Penalidades da regulamentação de criptomoedas em 2026: principais áreas de risco para as empresas

As penalidades da regulamentação de criptomoedas em 2026 não virão de uma única "pegadinha" dramática. Elas virão de fluxos de trabalho comuns que falham em escala – integração que ignora riscos, monitoramento que ignora alertas, marketing que promete demais e custódia que entra em colapso quando o volume aumenta repentinamente. 

Os órgãos reguladores deixaram o padrão claro: punem falhas de controle que parecem rotineiras dentro de uma empresa, mas que criam exposição sistêmica fora dela.

É por isso que As penalidades relativas à regulamentação das criptomoedas em 2026 serão menos percebidas como uma repressão à fraude óbvia e mais como uma auditoria da disciplina operacional.Se a sua plataforma lida com conversões de moeda fiduciária, stablecoins, fluxos internacionais ou distribuição no varejo, a superfície de fiscalização se expande rapidamente.

Este guia mapeia os temas de conformidade com maior probabilidade de gerar penalidades na regulamentação de criptomoedas em 2026, áreas em que os reguladores já demonstraram intenção de aplicar a lei, e o que isso significa para exchanges, carteiras digitais, emissores, corretoras e fintechs.

Por que as penalidades regulatórias para criptomoedas provavelmente aumentarão em 2026

O risco de penalidades aumenta quando a fiscalização deixa de depender de "casos isolados que ganham manchetes" e passa a ser baseada em gatilhos de supervisão recorrentes. É para esse rumo que o mercado de criptomoedas está caminhando em 2026: mais jurisdições agora possuem regulamentações de licenciamento, poderes de sanção mais claros e expectativas mais rigorosas sobre como os serviços de criptomoedas operam no dia a dia.

1. Os livros de regras deixaram de ser teóricos e agora incluem mecânicas de sanção explícitas.

O Regulamento dos Mercados de Criptoativos (MiCA) da UE direciona a supervisão das criptomoedas para um modelo estruturado de autorização e supervisão, apoiado por medidas administrativas e sanções que os reguladores podem aplicar a emissores e prestadores de serviços de criptoativos.  

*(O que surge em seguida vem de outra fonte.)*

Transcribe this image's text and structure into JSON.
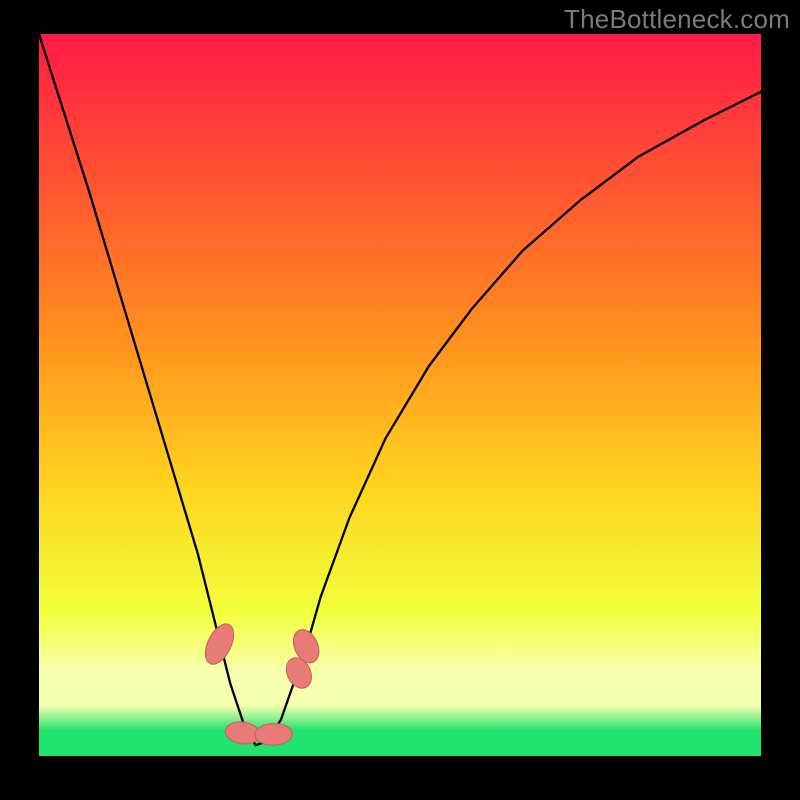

O MiCA também direciona a supervisão para práticas mais consistentes entre os Estados-Membros, incluindo esforços de convergência que abordam diretamente os riscos de "corrida para o fundo do poço".

Por que isso pode resultar em mais multas: Quando os supervisores têm diretrizes mais claras, a aplicação das medidas torna-se mais fácil de ampliar e de forma consistente.

2. Os controles contra crimes financeiros se consolidaram como uma expectativa básica, e não como uma prática recomendada.

Os reguladores tratam cada vez mais as infraestruturas de criptomoedas como infraestruturas financeiras: se a integração, Combate à Lavagem de Dinheiro (AML) Se os controles, o monitoramento de transações e a verificação de sanções falharem, as penalidades se aplicam. 

A ação da Autoridade de Conduta Financeira (FCA) do Reino Unido contra a entidade de pagamentos da Coinbase no Reino Unido ilustra essa perspectiva operacional — a aplicação da lei focada em falhas de governança e controle, em vez de problemas específicos de tokens. 

Por que isso pode resultar em mais multas: As falhas de controle são recorrentes em diversos produtos e regiões geográficas, o que facilita sua supervisão, teste e aplicação de penalidades.

3. O TradFi e as plataformas de pagamento regulamentadas estão levando as criptomoedas para "zonas de conflito" mais supervisionadas e operacionais.

À medida que mais instituições tradicionais se envolvem com instrumentos tokenizados e liquidação em stablecoins, os reguladores aplicarão os mesmos padrões operacionais esperados em pagamentos e infraestrutura de mercado. 

Por exemplo, o projeto piloto de pagamentos internacionais financiados por stablecoins da Visa sinaliza que a liquidação com stablecoins está sendo cada vez mais tratada como uma ferramenta prática de financiamento e tesouraria, e não como um experimento marginal.  

Entretanto, a exposição a fundos tokenizados está sendo utilizada em fluxos de trabalho de garantia — a decisão da Binance de aceitar o fundo tokenizado da BlackRock (BUIDL) como garantia fora da bolsa reflete a rapidez com que os instrumentos tokenizados estão se tornando parte dos fluxos operacionais institucionais. 

Por que isso pode resultar em mais multas: Quando as criptomoedas entram em cena em contextos regulamentados, como liquidação, garantia, custódia e distribuição, os alvos de fiscalização se expandem de "o que está listado" para "como a plataforma funciona".

Onde as multas por criptomoedas terão o maior impacto em 2026

As seguintes áreas geram penalidades de forma consistente porque os reguladores podem testá-las, documentar as falhas e quantificar os danos.

1. Falhas nos procedimentos de combate à lavagem de dinheiro/conheça seu cliente (AML/KYC) e monitoramento inadequado de transações.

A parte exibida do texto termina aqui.